Leaving behind the false, return to the true: make no discriminations between self and others. In contemplation, one's mind should be stable and unmoving, like a wall.
The Buddha is your real body, your original mind. This mind has no form or characteristics, no cause or effect, no tendons or bones. It's like space. You can't hold it. It's not the mind of materialists or nihilists. If you don't see your own miraculously aware nature, you'll never find a Buddha, even if you break your body into atoms.
Externally keep yourself away from all relationships, and internally have no pantings in your heart; when your mind is like unto a straight-standing wall, you may enter into the Path.
If you know that everything comes from the mind, don't become attached.
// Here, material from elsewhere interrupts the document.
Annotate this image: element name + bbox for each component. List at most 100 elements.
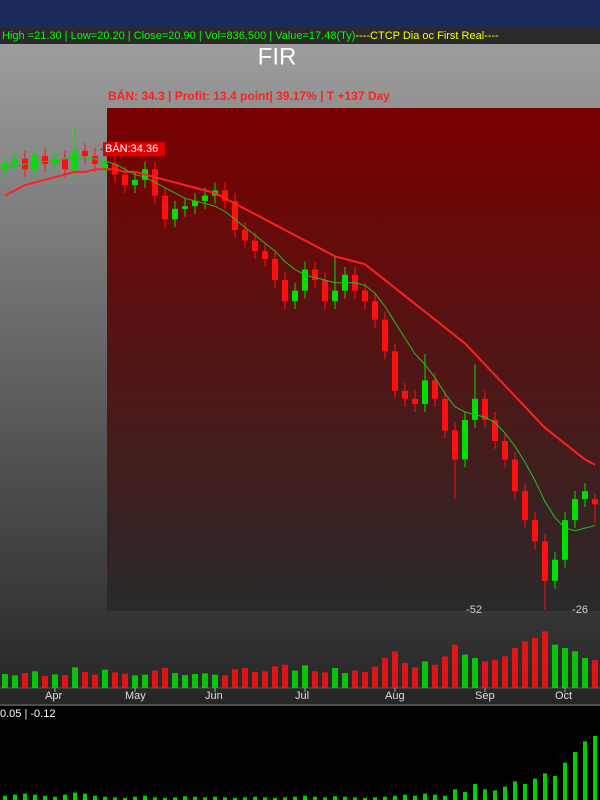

Once attached, you're unaware. But once you see your own nature, the entire Canon becomes so much prose. It's thousands of sutras and shastras only amount to a clear mind. Understanding comes in midsentence. What good are doctrines? The ultimate Truth is beyond words. Doctrines are words. They're not the Way. The Way is wordless. Words are illusions. . . . Don't cling to appearances, and you'll break through all barriers. . . .
When your mind doesn't stir inside, the world doesn't arise outside. When the world and the mind are both transparent, this is true vision. And such understanding is true understanding.
To enter by reason means to realize the essence through instruction and to believe that all living things share the same true nature, which isn't apparent because it's shrouded by sensation and delusion.